In Kumashiro’s world, "indecency" is not a moral failing, but a revolutionary act. During the post-war economic miracle, Japan was rapidly modernizing, demanding strict conformity, corporate loyalty, and domestic obedience from its citizens. Kumashiro viewed this sanitized corporate landscape as a spiritual vacuum. immoral indecent relations tatsumi kumashiro work
In the pantheon of Japanese cinema, few figures are as simultaneously celebrated and dismissed as Tatsumi Kumashiro. To the uninitiated, his name is buried in the footnote of a footnote—a director who worked primarily in the lucrative, low-budget, soft-core studio system known as Roman Porno (romantic pornography) at Nikkatsu Studios during the 1970s and 80s. To critics and cinephiles, however, Kumashiro is the genre's undisputed auteur, a radical humanist who used the scaffolding of exploitation to dissect the rotting heart of post-war Japanese society.
Unlike the "raunchy" expectations set by its title, critics describe it as a "chill" film set largely in a beach town .
Far from being a mere collection of titillating scenes, Immoral Indecent Relations is a claustrophobic, psychologically complex exploration of memory, obsession, and the crushing weight of societal expectations. It is a film that uses the language of erotica to tell a story of profound tragedy. Ultimately, the "immoral and indecent relations" in Tatsumi
In Wet Dream of the Seaside (1979), a group of salarymen on a company retreat hire prostitutes. The sexual acts are mechanical, sad, and often interrupted by the men vomiting from drink. The "indecent relations" are not the hired sex, but the "decent" relation of boss to subordinate. The boss humiliates the junior employee by making him watch; the junior employee then goes home to his wife and cannot touch her.
What truly separates Kumashiro from standard erotic filmmakers is his breathtaking formal technique. He did not shoot indecent relations with the voyeuristic, clinical gaze of pornography. Instead, he utilized long, fluid takes, complex hand-held camera movements, and a brilliant use of off-screen space.
Rather than presenting sex as a clinical or idealized act, Kumashiro framed it as a clumsy, sweaty, and deeply human ritual.
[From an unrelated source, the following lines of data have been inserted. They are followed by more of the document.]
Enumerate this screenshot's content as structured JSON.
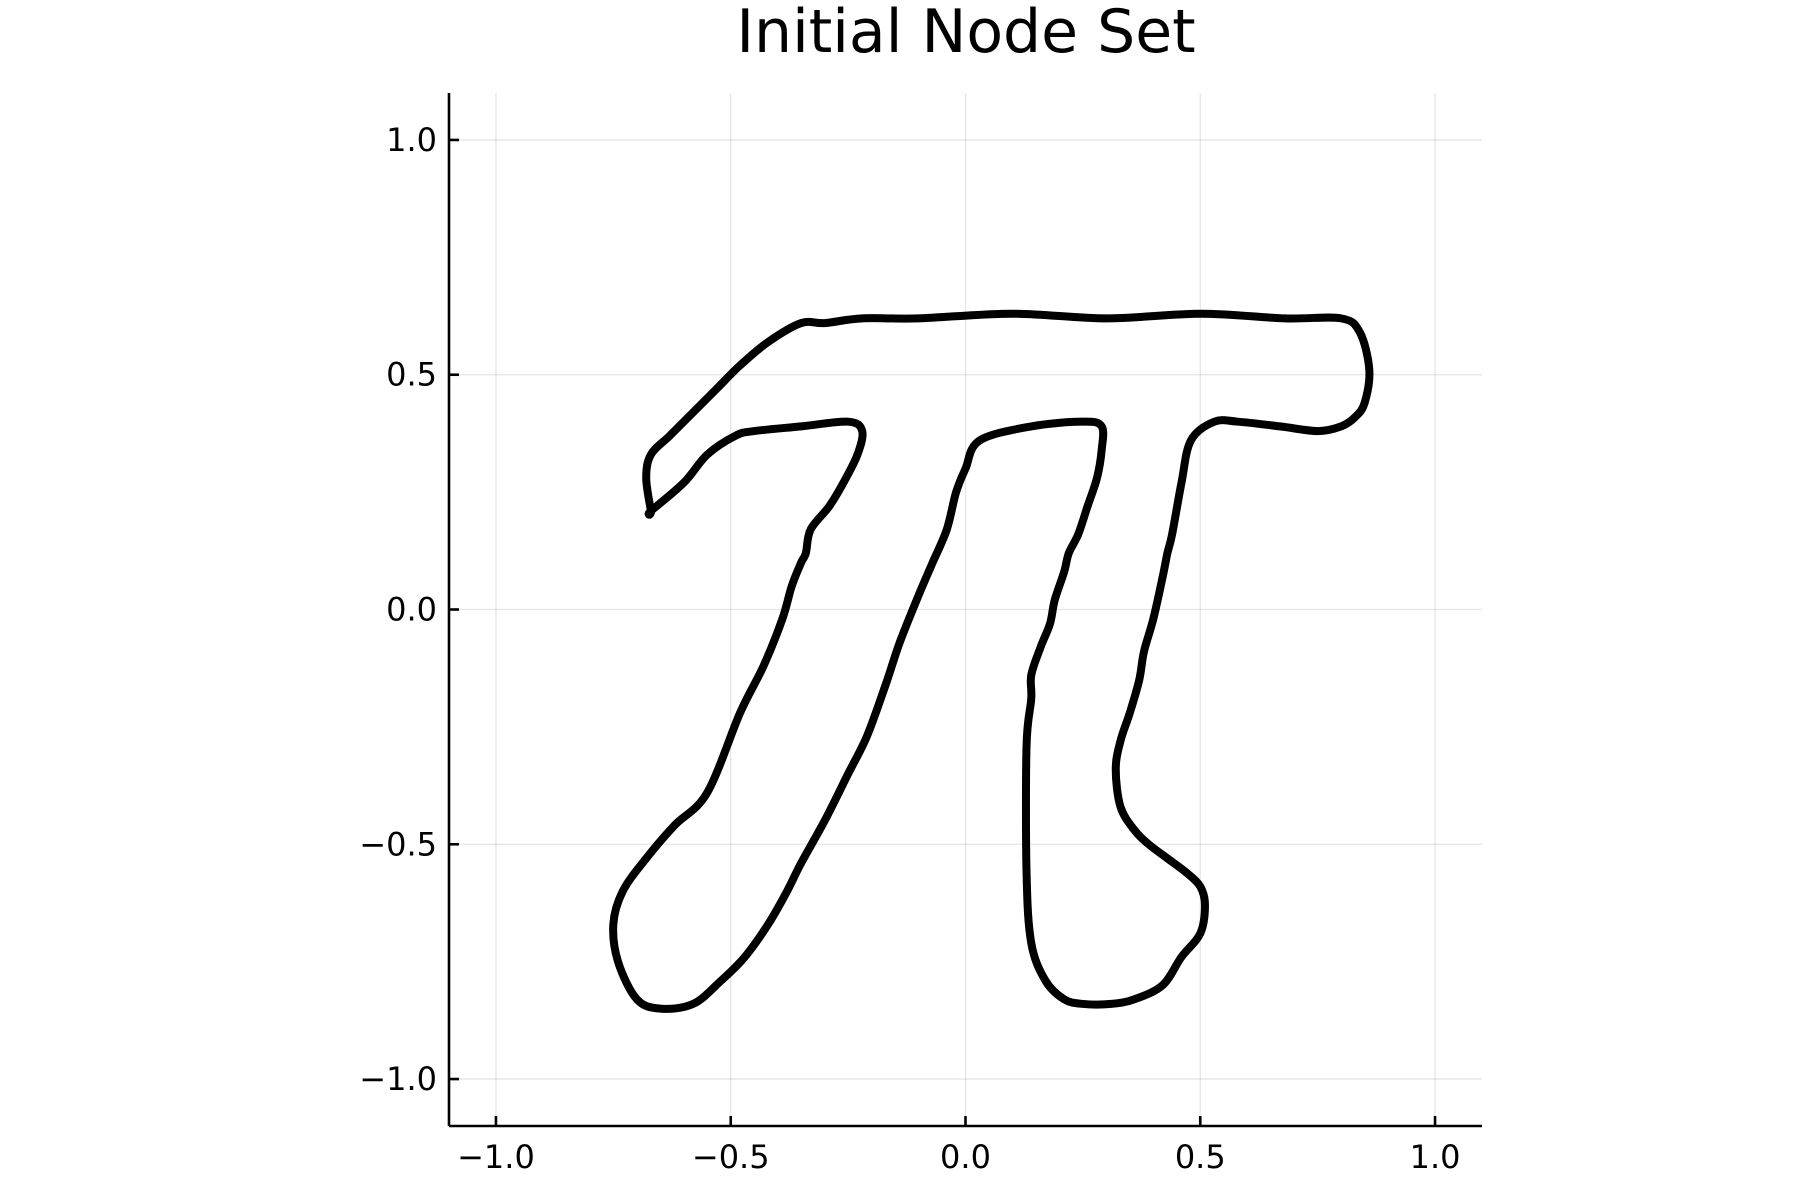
{
  "chart_data": {
    "type": "line",
    "title": "Initial Node Set",
    "xlabel": "",
    "ylabel": "",
    "xlim": [
      -1.1,
      1.1
    ],
    "ylim": [
      -1.1,
      1.1
    ],
    "x_ticks": [
      -1.0,
      -0.5,
      0.0,
      0.5,
      1.0
    ],
    "x_tick_labels": [
      "−1.0",
      "−0.5",
      "0.0",
      "0.5",
      "1.0"
    ],
    "y_ticks": [
      -1.0,
      -0.5,
      0.0,
      0.5,
      1.0
    ],
    "y_tick_labels": [
      "−1.0",
      "−0.5",
      "0.0",
      "0.5",
      "1.0"
    ],
    "grid": true,
    "legend": "none",
    "line_color": "#000000",
    "series": [
      {
        "closed": true,
        "x": [
          -0.67,
          -0.6,
          -0.55,
          -0.49,
          -0.45,
          -0.35,
          -0.25,
          -0.22,
          -0.23,
          -0.26,
          -0.29,
          -0.33,
          -0.34,
          -0.35,
          -0.37,
          -0.39,
          -0.43,
          -0.48,
          -0.55,
          -0.62,
          -0.68,
          -0.73,
          -0.75,
          -0.74,
          -0.7,
          -0.65,
          -0.58,
          -0.52,
          -0.47,
          -0.42,
          -0.38,
          -0.35,
          -0.3,
          -0.25,
          -0.21,
          -0.17,
          -0.14,
          -0.1,
          -0.07,
          -0.04,
          -0.02,
          0.0,
          0.03,
          0.14,
          0.25,
          0.29,
          0.29,
          0.28,
          0.26,
          0.24,
          0.22,
          0.21,
          0.19,
          0.18,
          0.16,
          0.14,
          0.14,
          0.13,
          0.13,
          0.14,
          0.17,
          0.21,
          0.25,
          0.31,
          0.36,
          0.42,
          0.46,
          0.5,
          0.51,
          0.5,
          0.47,
          0.43,
          0.39,
          0.36,
          0.33,
          0.32,
          0.33,
          0.35,
          0.37,
          0.38,
          0.4,
          0.42,
          0.43,
          0.44,
          0.46,
          0.48,
          0.53,
          0.58,
          0.67,
          0.75,
          0.8,
          0.83,
          0.85,
          0.86,
          0.84,
          0.8,
          0.68,
          0.5,
          0.3,
          0.1,
          -0.1,
          -0.22,
          -0.3,
          -0.35,
          -0.42,
          -0.48,
          -0.53,
          -0.58,
          -0.63,
          -0.67,
          -0.68,
          -0.67
        ],
        "y": [
          0.21,
          0.27,
          0.33,
          0.37,
          0.38,
          0.39,
          0.4,
          0.38,
          0.33,
          0.27,
          0.22,
          0.17,
          0.12,
          0.1,
          0.05,
          -0.02,
          -0.12,
          -0.22,
          -0.39,
          -0.46,
          -0.53,
          -0.6,
          -0.67,
          -0.75,
          -0.83,
          -0.85,
          -0.84,
          -0.79,
          -0.74,
          -0.67,
          -0.6,
          -0.54,
          -0.45,
          -0.35,
          -0.27,
          -0.16,
          -0.07,
          0.03,
          0.1,
          0.17,
          0.25,
          0.3,
          0.36,
          0.39,
          0.4,
          0.39,
          0.34,
          0.28,
          0.22,
          0.16,
          0.12,
          0.08,
          0.02,
          -0.03,
          -0.08,
          -0.14,
          -0.19,
          -0.29,
          -0.56,
          -0.71,
          -0.79,
          -0.83,
          -0.84,
          -0.84,
          -0.83,
          -0.8,
          -0.74,
          -0.69,
          -0.63,
          -0.59,
          -0.56,
          -0.53,
          -0.5,
          -0.47,
          -0.42,
          -0.34,
          -0.28,
          -0.22,
          -0.15,
          -0.09,
          -0.02,
          0.07,
          0.12,
          0.16,
          0.27,
          0.36,
          0.4,
          0.4,
          0.39,
          0.38,
          0.39,
          0.41,
          0.44,
          0.51,
          0.59,
          0.62,
          0.62,
          0.63,
          0.62,
          0.63,
          0.62,
          0.62,
          0.61,
          0.61,
          0.57,
          0.52,
          0.47,
          0.42,
          0.37,
          0.33,
          0.28,
          0.21
        ]
      }
    ]
  }
}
It is often laced with dark humor, sudden bursts of dialogue, and emotional vulnerability, stripping away the sterile fantasy of pornography to reveal raw human connection. Immorality as Political Resistance Kumashiro proved that a film could fulfill a
Learn more about how the Japanese pinku eiga genre evolved alongside global censorship laws?
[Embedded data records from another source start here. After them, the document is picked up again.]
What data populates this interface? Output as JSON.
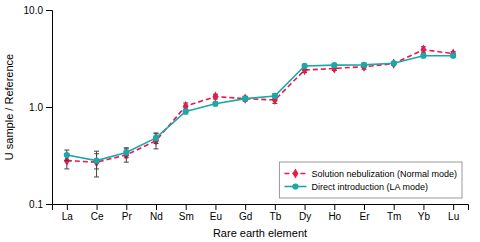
{
  "chart_data": {
    "type": "line",
    "x_label": "Rare earth element",
    "y_label": "U sample / Reference",
    "categories": [
      "La",
      "Ce",
      "Pr",
      "Nd",
      "Sm",
      "Eu",
      "Gd",
      "Tb",
      "Dy",
      "Ho",
      "Er",
      "Tm",
      "Yb",
      "Lu"
    ],
    "series": [
      {
        "name": "Solution nebulization (Normal mode)",
        "color": "#e8194b",
        "marker": "diamond",
        "line_style": "dashed",
        "values": [
          0.28,
          0.27,
          0.32,
          0.45,
          1.02,
          1.28,
          1.22,
          1.18,
          2.4,
          2.5,
          2.6,
          2.8,
          3.9,
          3.55
        ],
        "errors": [
          0.05,
          0.08,
          0.05,
          0.08,
          0.08,
          0.07,
          0.07,
          0.09,
          0.13,
          0.12,
          0.15,
          0.12,
          0.28,
          0.18
        ]
      },
      {
        "name": "Direct introduction (LA mode)",
        "color": "#1aa8a8",
        "marker": "circle",
        "line_style": "solid",
        "values": [
          0.32,
          0.28,
          0.34,
          0.48,
          0.9,
          1.08,
          1.22,
          1.3,
          2.65,
          2.7,
          2.72,
          2.82,
          3.38,
          3.38
        ],
        "errors": [
          0.04,
          0.05,
          0.04,
          0.06,
          0.05,
          0.05,
          0.06,
          0.07,
          0.09,
          0.09,
          0.1,
          0.09,
          0.15,
          0.13
        ]
      }
    ],
    "log": "y",
    "ylim": [
      0.1,
      10.0
    ],
    "yticks": [
      0.1,
      {
        "value": 1.0,
        "label": "1.0"
      },
      {
        "value": 10.0,
        "label": "10.0"
      }
    ],
    "grid": false,
    "legend": "lower right"
  }
}
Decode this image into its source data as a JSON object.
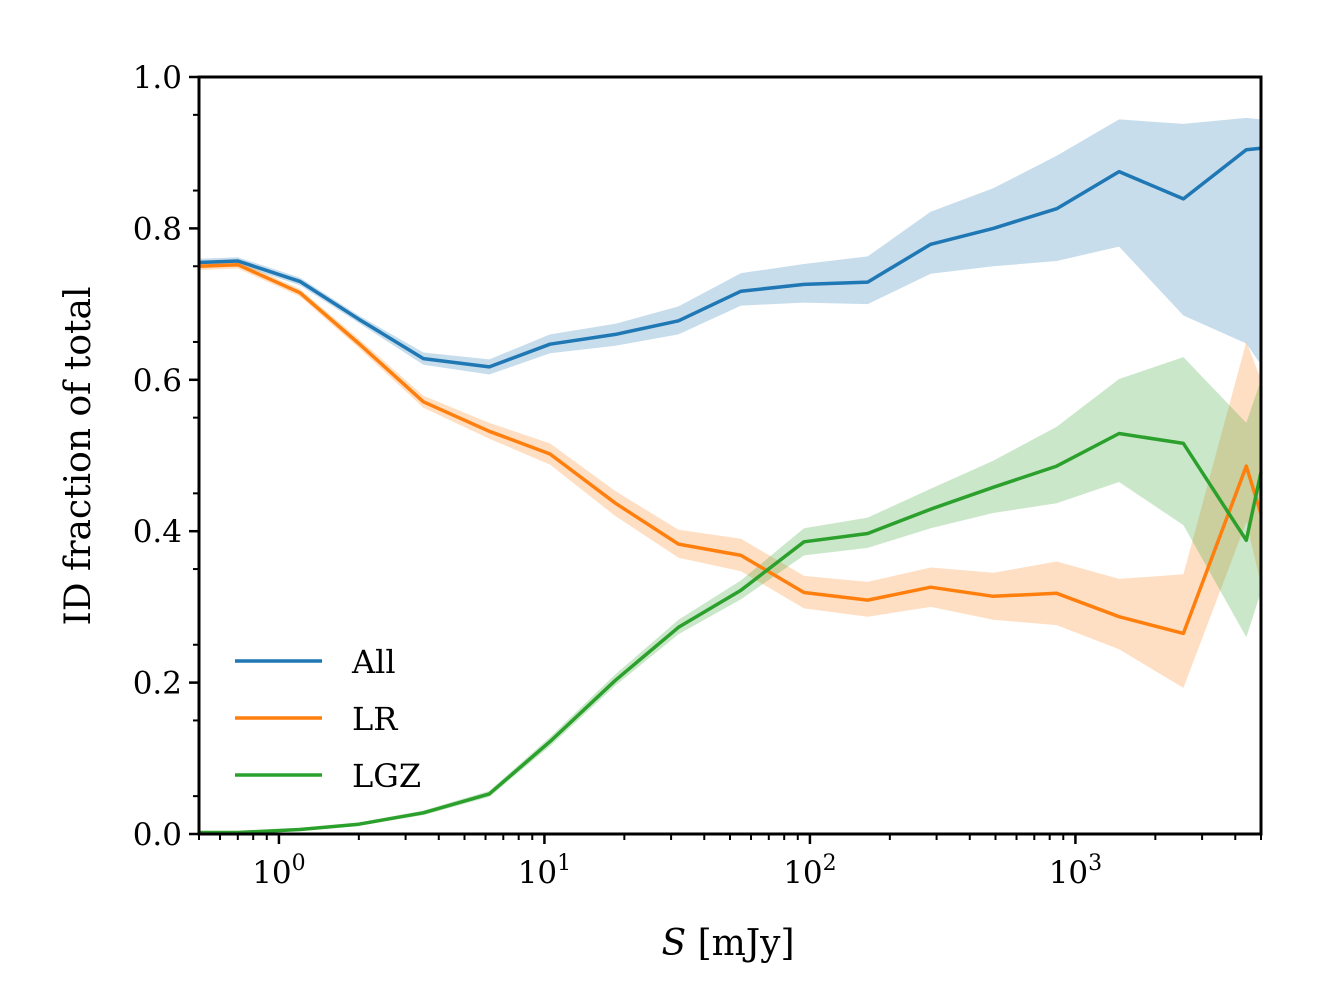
{
  "chart_data": {
    "type": "line",
    "title": "",
    "xlabel": {
      "symbol": "S",
      "unit": "[mJy]"
    },
    "ylabel": "ID fraction of total",
    "x_scale": "log",
    "xlim": [
      0.5,
      5000
    ],
    "ylim": [
      0.0,
      1.0
    ],
    "grid": false,
    "legend": {
      "location": "lower-left"
    },
    "x_ticks": [
      {
        "value": 1,
        "base": "10",
        "exp": "0"
      },
      {
        "value": 10,
        "base": "10",
        "exp": "1"
      },
      {
        "value": 100,
        "base": "10",
        "exp": "2"
      },
      {
        "value": 1000,
        "base": "10",
        "exp": "3"
      }
    ],
    "y_ticks": [
      {
        "value": 0.0,
        "label": "0.0"
      },
      {
        "value": 0.2,
        "label": "0.2"
      },
      {
        "value": 0.4,
        "label": "0.4"
      },
      {
        "value": 0.6,
        "label": "0.6"
      },
      {
        "value": 0.8,
        "label": "0.8"
      },
      {
        "value": 1.0,
        "label": "1.0"
      }
    ],
    "series": [
      {
        "name": "All",
        "color": "#1f77b4",
        "points": [
          {
            "x": 0.5,
            "y": 0.755,
            "lo": 0.75,
            "hi": 0.76
          },
          {
            "x": 0.7,
            "y": 0.757,
            "lo": 0.752,
            "hi": 0.762
          },
          {
            "x": 1.2,
            "y": 0.73,
            "lo": 0.725,
            "hi": 0.735
          },
          {
            "x": 2.0,
            "y": 0.68,
            "lo": 0.675,
            "hi": 0.685
          },
          {
            "x": 3.5,
            "y": 0.628,
            "lo": 0.62,
            "hi": 0.636
          },
          {
            "x": 6.2,
            "y": 0.617,
            "lo": 0.607,
            "hi": 0.627
          },
          {
            "x": 10.5,
            "y": 0.647,
            "lo": 0.635,
            "hi": 0.66
          },
          {
            "x": 18.5,
            "y": 0.66,
            "lo": 0.645,
            "hi": 0.674
          },
          {
            "x": 32,
            "y": 0.678,
            "lo": 0.66,
            "hi": 0.697
          },
          {
            "x": 55,
            "y": 0.717,
            "lo": 0.698,
            "hi": 0.741
          },
          {
            "x": 95,
            "y": 0.726,
            "lo": 0.702,
            "hi": 0.753
          },
          {
            "x": 165,
            "y": 0.729,
            "lo": 0.7,
            "hi": 0.763
          },
          {
            "x": 285,
            "y": 0.779,
            "lo": 0.74,
            "hi": 0.822
          },
          {
            "x": 490,
            "y": 0.8,
            "lo": 0.75,
            "hi": 0.853
          },
          {
            "x": 850,
            "y": 0.826,
            "lo": 0.757,
            "hi": 0.896
          },
          {
            "x": 1460,
            "y": 0.875,
            "lo": 0.776,
            "hi": 0.944
          },
          {
            "x": 2550,
            "y": 0.839,
            "lo": 0.685,
            "hi": 0.938
          },
          {
            "x": 4400,
            "y": 0.904,
            "lo": 0.648,
            "hi": 0.946
          },
          {
            "x": 5000,
            "y": 0.906,
            "lo": 0.62,
            "hi": 0.944
          }
        ]
      },
      {
        "name": "LR",
        "color": "#ff7f0e",
        "points": [
          {
            "x": 0.5,
            "y": 0.75,
            "lo": 0.745,
            "hi": 0.755
          },
          {
            "x": 0.7,
            "y": 0.752,
            "lo": 0.747,
            "hi": 0.757
          },
          {
            "x": 1.2,
            "y": 0.715,
            "lo": 0.71,
            "hi": 0.72
          },
          {
            "x": 2.0,
            "y": 0.648,
            "lo": 0.642,
            "hi": 0.654
          },
          {
            "x": 3.5,
            "y": 0.571,
            "lo": 0.563,
            "hi": 0.579
          },
          {
            "x": 6.2,
            "y": 0.532,
            "lo": 0.522,
            "hi": 0.543
          },
          {
            "x": 10.5,
            "y": 0.502,
            "lo": 0.488,
            "hi": 0.516
          },
          {
            "x": 18.5,
            "y": 0.437,
            "lo": 0.42,
            "hi": 0.453
          },
          {
            "x": 32,
            "y": 0.383,
            "lo": 0.365,
            "hi": 0.402
          },
          {
            "x": 55,
            "y": 0.368,
            "lo": 0.347,
            "hi": 0.39
          },
          {
            "x": 95,
            "y": 0.319,
            "lo": 0.298,
            "hi": 0.341
          },
          {
            "x": 165,
            "y": 0.309,
            "lo": 0.287,
            "hi": 0.333
          },
          {
            "x": 285,
            "y": 0.326,
            "lo": 0.3,
            "hi": 0.352
          },
          {
            "x": 490,
            "y": 0.314,
            "lo": 0.283,
            "hi": 0.345
          },
          {
            "x": 850,
            "y": 0.318,
            "lo": 0.276,
            "hi": 0.36
          },
          {
            "x": 1460,
            "y": 0.287,
            "lo": 0.244,
            "hi": 0.337
          },
          {
            "x": 2550,
            "y": 0.265,
            "lo": 0.193,
            "hi": 0.343
          },
          {
            "x": 4400,
            "y": 0.486,
            "lo": 0.412,
            "hi": 0.65
          },
          {
            "x": 5000,
            "y": 0.423,
            "lo": 0.33,
            "hi": 0.6
          }
        ]
      },
      {
        "name": "LGZ",
        "color": "#2ca02c",
        "points": [
          {
            "x": 0.5,
            "y": 0.002,
            "lo": 0.001,
            "hi": 0.003
          },
          {
            "x": 0.7,
            "y": 0.002,
            "lo": 0.001,
            "hi": 0.003
          },
          {
            "x": 1.2,
            "y": 0.006,
            "lo": 0.004,
            "hi": 0.008
          },
          {
            "x": 2.0,
            "y": 0.013,
            "lo": 0.011,
            "hi": 0.015
          },
          {
            "x": 3.5,
            "y": 0.028,
            "lo": 0.025,
            "hi": 0.031
          },
          {
            "x": 6.2,
            "y": 0.053,
            "lo": 0.049,
            "hi": 0.057
          },
          {
            "x": 10.5,
            "y": 0.122,
            "lo": 0.116,
            "hi": 0.128
          },
          {
            "x": 18.5,
            "y": 0.203,
            "lo": 0.196,
            "hi": 0.211
          },
          {
            "x": 32,
            "y": 0.273,
            "lo": 0.264,
            "hi": 0.283
          },
          {
            "x": 55,
            "y": 0.322,
            "lo": 0.31,
            "hi": 0.335
          },
          {
            "x": 95,
            "y": 0.386,
            "lo": 0.368,
            "hi": 0.404
          },
          {
            "x": 165,
            "y": 0.397,
            "lo": 0.378,
            "hi": 0.418
          },
          {
            "x": 285,
            "y": 0.429,
            "lo": 0.404,
            "hi": 0.456
          },
          {
            "x": 490,
            "y": 0.458,
            "lo": 0.424,
            "hi": 0.493
          },
          {
            "x": 850,
            "y": 0.486,
            "lo": 0.437,
            "hi": 0.538
          },
          {
            "x": 1460,
            "y": 0.529,
            "lo": 0.465,
            "hi": 0.601
          },
          {
            "x": 2550,
            "y": 0.516,
            "lo": 0.408,
            "hi": 0.63
          },
          {
            "x": 4400,
            "y": 0.388,
            "lo": 0.26,
            "hi": 0.543
          },
          {
            "x": 5000,
            "y": 0.478,
            "lo": 0.32,
            "hi": 0.6
          }
        ]
      }
    ]
  }
}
To understand Immoral Indecent Relations , one must first understand the constraints under which Kumashiro worked. The Roman Porno format required directors to deliver a certain quota of nudity and sexual content within a tight budget and schedule. For most directors, this was a restriction; for Kumashiro, it was a liberation.
These films showcase Kumashiro's unique approach to exploring complex themes and taboos, and offer a thought-provoking and frequently disturbing look into the darker aspects of human nature.